(The Curious Case of… used to be part of our bi-weekly newsletter but we decided to make it a regular blog post instead so it can sometimes be more frequent. It covers something interesting one of us encountered when working with a client, doing some testing, or were asked in a random question from the community.)
Last week I was asked to explain an unstoppable DBCC CHECKDB process. The client regularly runs DBCC CHECKDB at night during off-peak load times and has no problems with it but last week they ran it during the day because of a corruption indication, then decided to stop it and couldn’t. They killed the spid and nothing happened except the spid showed as being in the KILLED/ROLLBACK state.
Let’s back up a bit and explain what DBCC CHECKDB is doing under the covers.
It needs to see a transactionally-consistent, unchanging view of the database. Prior to SQL Server 2005 it did this by essentially running its own version of crash recovery inside itself, by analyzing the database’s transaction log. This was pretty tortuous code that I helped write for SQL Server 2000, there were some cases where it caused false positives, and I had great fun one week in 2001 or 2002 removing all that code forever. The replacement for that code was to instead use a private database snapshot, because a database snapshot gives a transactionally-consistent, unchanging view of a database.
So, the first thing DBCC CHECKDB does in SQL Server 2005 and later is create a database snapshot (unless you specified WITH TABLOCK, or the target database is read-only, single-user, or already a database snapshot).
A database snapshot runs crash recovery of the target database *into* the database snapshot, and herein lies the problem: crash recovery cannot be interrupted, and there’s no check in the crash recovery code to tell whether it’s *real* crash recovery, or crash recovery into a database snapshot (or into the DBCC CHECKDB private snapshot).

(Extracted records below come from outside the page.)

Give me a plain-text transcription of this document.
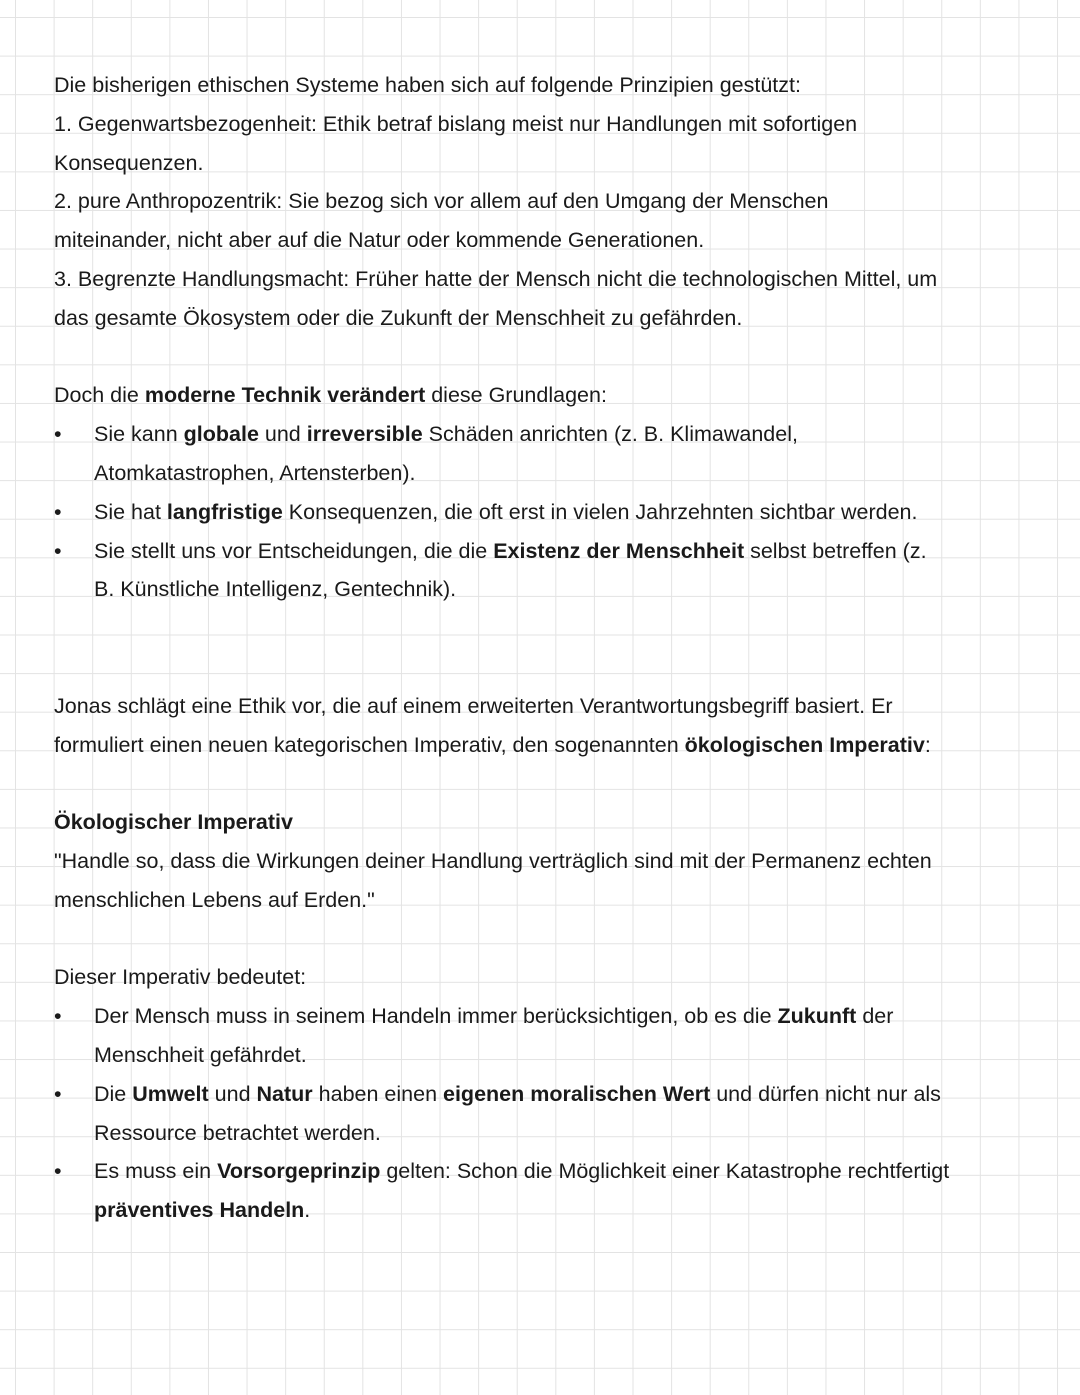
Die bisherigen ethischen Systeme haben sich auf folgende Prinzipien gestützt:

1. Gegenwartsbezogenheit: Ethik betraf bislang meist nur Handlungen mit sofortigen

Konsequenzen.

2. pure Anthropozentrik: Sie bezog sich vor allem auf den Umgang der Menschen

miteinander, nicht aber auf die Natur oder kommende Generationen.

3. Begrenzte Handlungsmacht: Früher hatte der Mensch nicht die technologischen Mittel, um

das gesamte Ökosystem oder die Zukunft der Menschheit zu gefährden.

Doch die moderne Technik verändert diese Grundlagen:

• Sie kann globale und irreversible Schäden anrichten (z. B. Klimawandel,

Atomkatastrophen, Artensterben).

• Sie hat langfristige Konsequenzen, die oft erst in vielen Jahrzehnten sichtbar werden.

• Sie stellt uns vor Entscheidungen, die die Existenz der Menschheit selbst betreffen (z.

B. Künstliche Intelligenz, Gentechnik).

Jonas schlägt eine Ethik vor, die auf einem erweiterten Verantwortungsbegriff basiert. Er

formuliert einen neuen kategorischen Imperativ, den sogenannten ökologischen Imperativ:

Ökologischer Imperativ

"Handle so, dass die Wirkungen deiner Handlung verträglich sind mit der Permanenz echten

menschlichen Lebens auf Erden."

Dieser Imperativ bedeutet:

• Der Mensch muss in seinem Handeln immer berücksichtigen, ob es die Zukunft der

Menschheit gefährdet.

• Die Umwelt und Natur haben einen eigenen moralischen Wert und dürfen nicht nur als

Ressource betrachtet werden.

• Es muss ein Vorsorgeprinzip gelten: Schon die Möglichkeit einer Katastrophe rechtfertigt

präventives Handeln.
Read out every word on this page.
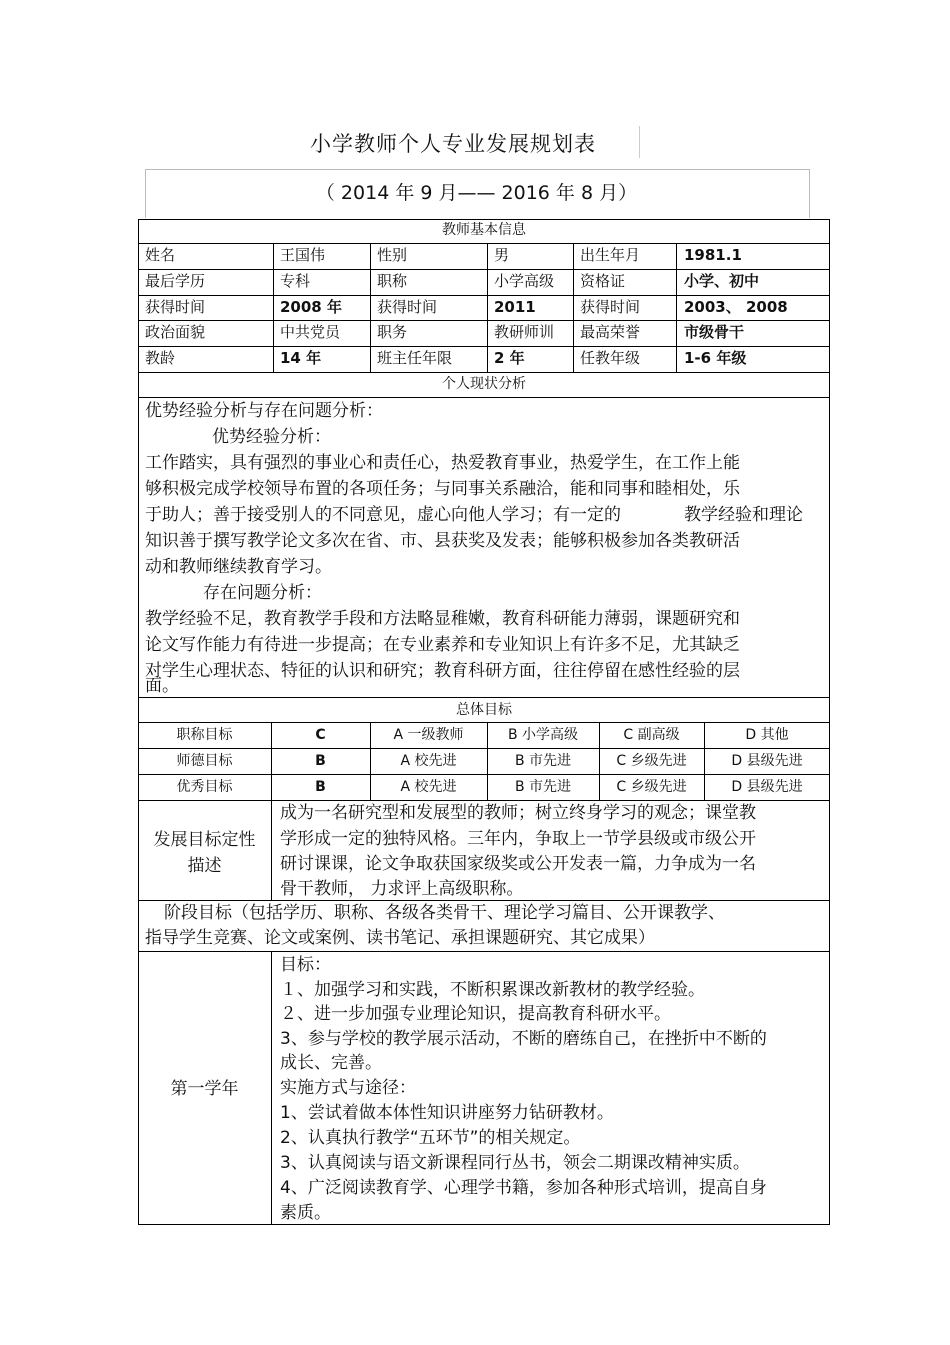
小学教师个人专业发展规划表
（ 2014 年 9 月—— 2016 年 8 月）
教师基本信息
姓名	王国伟	性别	男	出生年月	1981.1
最后学历	专科	职称	小学高级 资格证	小学、初中
获得时间	2008 年 获得时间	2011	获得时间	2003、 2008
政治面貌	中共党员 职务	教研师训 最高荣誉	市级骨干
教龄	14 年	班主任年限	2 年	任教年级	1-6 年级
个人现状分析
优势经验分析与存在问题分析：
优势经验分析：
工作踏实，具有强烈的事业心和责任心，热爱教育事业，热爱学生，在工作上能
够积极完成学校领导布置的各项任务；与同事关系融洽，能和同事和睦相处，乐
于助人；善于接受别人的不同意见，虚心向他人学习；有一定的	教学经验和理论
知识善于撰写教学论文多次在省、市、县获奖及发表；能够积极参加各类教研活
动和教师继续教育学习。
存在问题分析：
教学经验不足，教育教学手段和方法略显稚嫩，教育科研能力薄弱，课题研究和
论文写作能力有待进一步提高；在专业素养和专业知识上有许多不足，尤其缺乏
对学生心理状态、特征的认识和研究；教育科研方面，往往停留在感性经验的层
面。
总体目标
职称目标	C	A 一级教师	B 小学高级	C 副高级	D 其他
师德目标	B	A 校先进	B 市先进	C 乡级先进	D 县级先进
优秀目标	B	A 校先进	B 市先进	C 乡级先进	D 县级先进
发展目标定性
描述
成为一名研究型和发展型的教师；树立终身学习的观念；课堂教
学形成一定的独特风格。三年内，争取上一节学县级或市级公开
研讨课课，论文争取获国家级奖或公开发表一篇，力争成为一名
骨干教师， 力求评上高级职称。
阶段目标（包括学历、职称、各级各类骨干、理论学习篇目、公开课教学、
指导学生竞赛、论文或案例、读书笔记、承担课题研究、其它成果）
第一学年
目标：
１、加强学习和实践，不断积累课改新教材的教学经验。
２、进一步加强专业理论知识，提高教育科研水平。
3、参与学校的教学展示活动，不断的磨练自己，在挫折中不断的
成长、完善。
实施方式与途径：
1、尝试着做本体性知识讲座努力钻研教材。
2、认真执行教学“五环节”的相关规定。
3、认真阅读与语文新课程同行丛书，领会二期课改精神实质。
4、广泛阅读教育学、心理学书籍，参加各种形式培训，提高自身
素质。
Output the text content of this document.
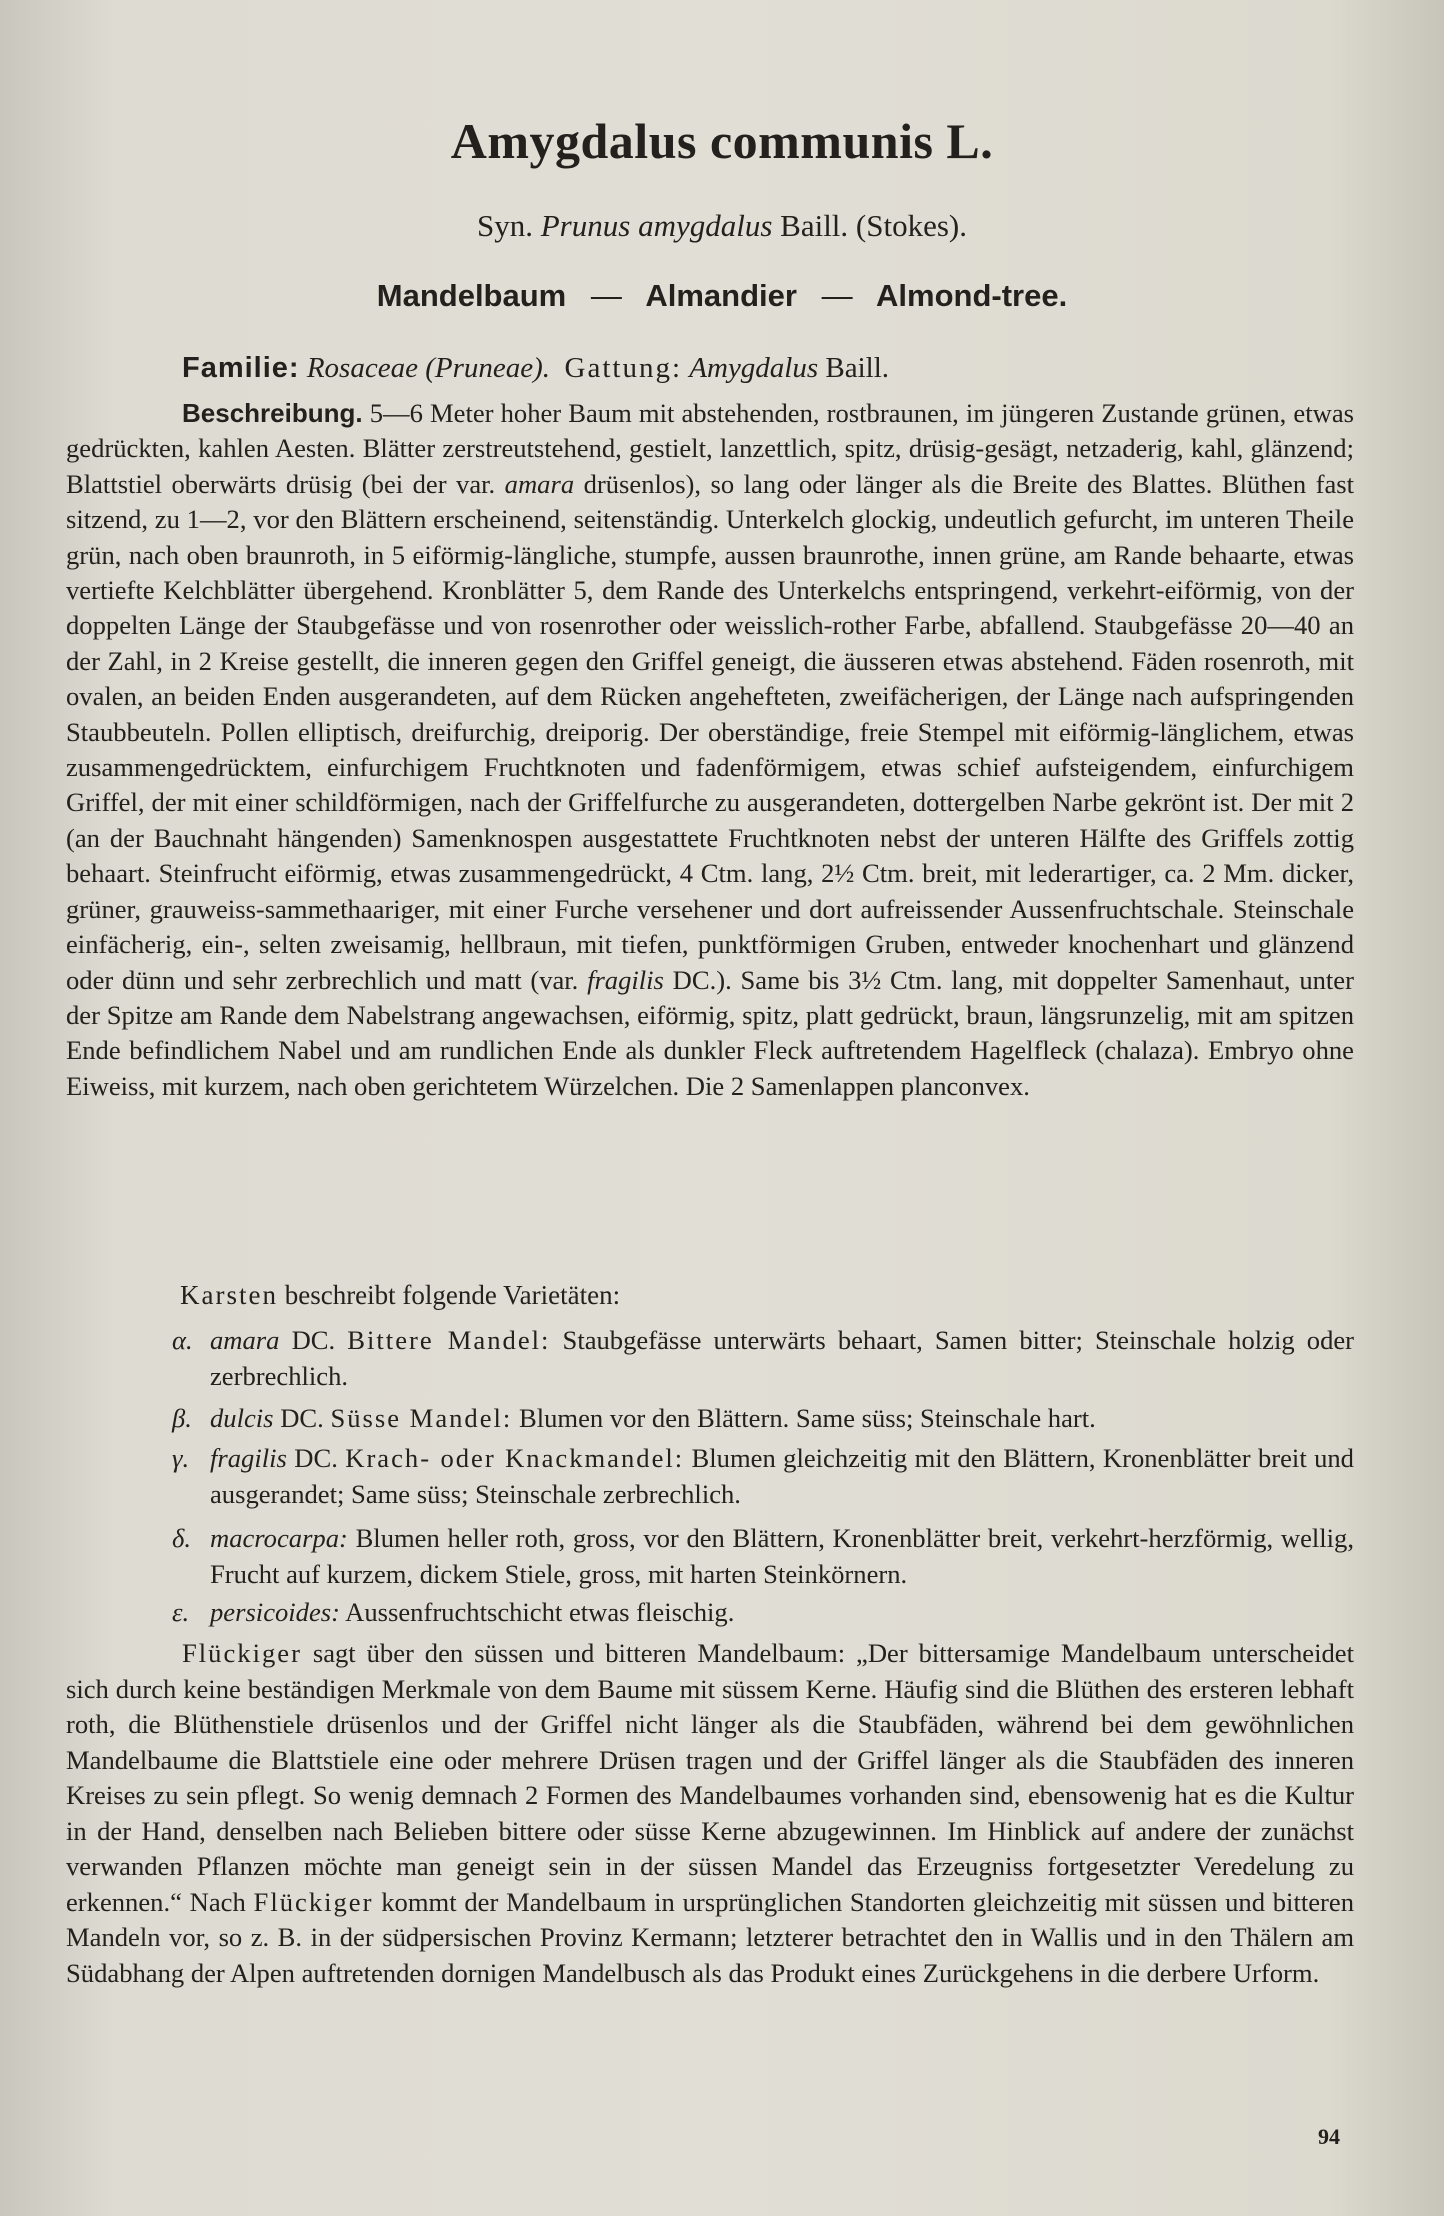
Amygdalus communis L.
Syn. Prunus amygdalus Baill. (Stokes).
Mandelbaum — Almandier — Almond-tree.
Familie: Rosaceae (Pruneae). Gattung: Amygdalus Baill.
Beschreibung. 5—6 Meter hoher Baum mit abstehenden, rostbraunen, im jüngeren Zustande grünen, etwas gedrückten, kahlen Aesten. Blätter zerstreutstehend, gestielt, lanzettlich, spitz, drüsig-gesägt, netzaderig, kahl, glänzend; Blattstiel oberwärts drüsig (bei der var. amara drüsenlos), so lang oder länger als die Breite des Blattes. Blüthen fast sitzend, zu 1—2, vor den Blättern erscheinend, seitenständig. Unterkelch glockig, undeutlich gefurcht, im unteren Theile grün, nach oben braunroth, in 5 eiförmig-längliche, stumpfe, aussen braunrothe, innen grüne, am Rande behaarte, etwas vertiefte Kelchblätter übergehend. Kronblätter 5, dem Rande des Unterkelchs entspringend, verkehrt-eiförmig, von der doppelten Länge der Staubgefässe und von rosenrother oder weisslich-rother Farbe, abfallend. Staubgefässe 20—40 an der Zahl, in 2 Kreise gestellt, die inneren gegen den Griffel geneigt, die äusseren etwas abstehend. Fäden rosenroth, mit ovalen, an beiden Enden ausgerandeten, auf dem Rücken angehefteten, zweifächerigen, der Länge nach aufspringenden Staubbeuteln. Pollen elliptisch, dreifurchig, dreiporig. Der oberständige, freie Stempel mit eiförmig-länglichem, etwas zusammengedrücktem, einfurchigem Fruchtknoten und fadenförmigem, etwas schief aufsteigendem, einfurchigem Griffel, der mit einer schildförmigen, nach der Griffelfurche zu ausgerandeten, dottergelben Narbe gekrönt ist. Der mit 2 (an der Bauchnaht hängenden) Samenknospen ausgestattete Fruchtknoten nebst der unteren Hälfte des Griffels zottig behaart. Steinfrucht eiförmig, etwas zusammengedrückt, 4 Ctm. lang, 2½ Ctm. breit, mit lederartiger, ca. 2 Mm. dicker, grüner, grauweiss-sammethaariger, mit einer Furche versehener und dort aufreissender Aussenfruchtschale. Steinschale einfächerig, ein-, selten zweisamig, hellbraun, mit tiefen, punktförmigen Gruben, entweder knochenhart und glänzend oder dünn und sehr zerbrechlich und matt (var. fragilis DC.). Same bis 3½ Ctm. lang, mit doppelter Samenhaut, unter der Spitze am Rande dem Nabelstrang angewachsen, eiförmig, spitz, platt gedrückt, braun, längsrunzelig, mit am spitzen Ende befindlichem Nabel und am rundlichen Ende als dunkler Fleck auftretendem Hagelfleck (chalaza). Embryo ohne Eiweiss, mit kurzem, nach oben gerichtetem Würzelchen. Die 2 Samenlappen planconvex.
Karsten beschreibt folgende Varietäten:
α. amara DC. Bittere Mandel: Staubgefässe unterwärts behaart, Samen bitter; Steinschale holzig oder zerbrechlich.
β. dulcis DC. Süsse Mandel: Blumen vor den Blättern. Same süss; Steinschale hart.
γ. fragilis DC. Krach- oder Knackmandel: Blumen gleichzeitig mit den Blättern, Kronenblätter breit und ausgerandet; Same süss; Steinschale zerbrechlich.
δ. macrocarpa: Blumen heller roth, gross, vor den Blättern, Kronenblätter breit, verkehrt-herzförmig, wellig, Frucht auf kurzem, dickem Stiele, gross, mit harten Steinkörnern.
ε. persicoides: Aussenfruchtschicht etwas fleischig.
Flückiger sagt über den süssen und bitteren Mandelbaum: „Der bittersamige Mandelbaum unterscheidet sich durch keine beständigen Merkmale von dem Baume mit süssem Kerne. Häufig sind die Blüthen des ersteren lebhaft roth, die Blüthenstiele drüsenlos und der Griffel nicht länger als die Staubfäden, während bei dem gewöhnlichen Mandelbaume die Blattstiele eine oder mehrere Drüsen tragen und der Griffel länger als die Staubfäden des inneren Kreises zu sein pflegt. So wenig demnach 2 Formen des Mandelbaumes vorhanden sind, ebensowenig hat es die Kultur in der Hand, denselben nach Belieben bittere oder süsse Kerne abzugewinnen. Im Hinblick auf andere der zunächst verwanden Pflanzen möchte man geneigt sein in der süssen Mandel das Erzeugniss fortgesetzter Veredelung zu erkennen.“ Nach Flückiger kommt der Mandelbaum in ursprünglichen Standorten gleichzeitig mit süssen und bitteren Mandeln vor, so z. B. in der südpersischen Provinz Kermann; letzterer betrachtet den in Wallis und in den Thälern am Südabhang der Alpen auftretenden dornigen Mandelbusch als das Produkt eines Zurückgehens in die derbere Urform.
94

If there’s a lot of transaction log to be recovered as part of the initial crash recovery into the database snapshot, that could take a long time. And if someone tries to kill the DBCC CHECKDB while the database snapshot is still running crash recovery, nothing will happen until the crash recovery finishes. It’s not a DBCC shortcoming, it’s a database snapshot shortcoming, and you just have to let it finish.
So there you go – mystery explained!
8 thoughts on “The Curious Case of… unstoppable DBCC CHECKDB”
I used to see the ‘unkillable CHECKDB’ problem when I had a database restore scheduled to happen over the weekend into a non-production environment, and a CHECKDB scheduled to run on the same non-production database. If the CHECKDB took longer than expected, some ALTER DATABASE SET OFFLINE or KILL commands in the restore script would kill the CHECKDB, which went into a rollback that still hadn’t finished over a day later. Normally I wouldn’t restart SQL Server because of slow rollback due to the risk of getting a much worse problem, but in this case a service restart appeared to allow the snapshot to be dropped very quickly. Does this behavior match what you would expect to see based on recent (2016+) code?
Yes. If there was a ton of transaction log to roll back, snapshot creation can take a very long time – but a day seems excessive so I’d check that the database doesn’t have thousands of VLFs in its log. And yes, restarting SQL Server will kill the snapshot creation.
Wow, dropped in to read your blog and found out about a bug I wrote 15 years ago! I’d feel worse except Microsoft hasn’t fixed it yet.
Does DBCC Checktable works the same way?
I am using “DBCC CHECKTABLE(‘sys.sysdbfiles’) WITH PHYSICAL_ONLY;” in one place and currently looking if it is safe to stop/kill this command.
And now after going through this blog, I am wondering if its actually possible to stop it soon after I hit a timeout.
Also, Can there be an impact of killing the command on source database (in case it also uses a database snapshot) ?
Yes, CHECKTABLE works the same way. It will always use a database snapshot unless a) it’s tempdb b) the database is read-only or single-user c) you’re already running it against a manually-created snapshot.
Thanks for another interesting post! I wasn’t aware crash recovery was used to populate the private snapshot, I’d always assumed it was just another snapshot. Does that mean that ADR could have a positive effect on checkdb times, as it could speed up the that crash recovery process, in certain scenarios?
I don’t think so, as the snapshot has to be fully recovered before CHECKDB can start reading through it.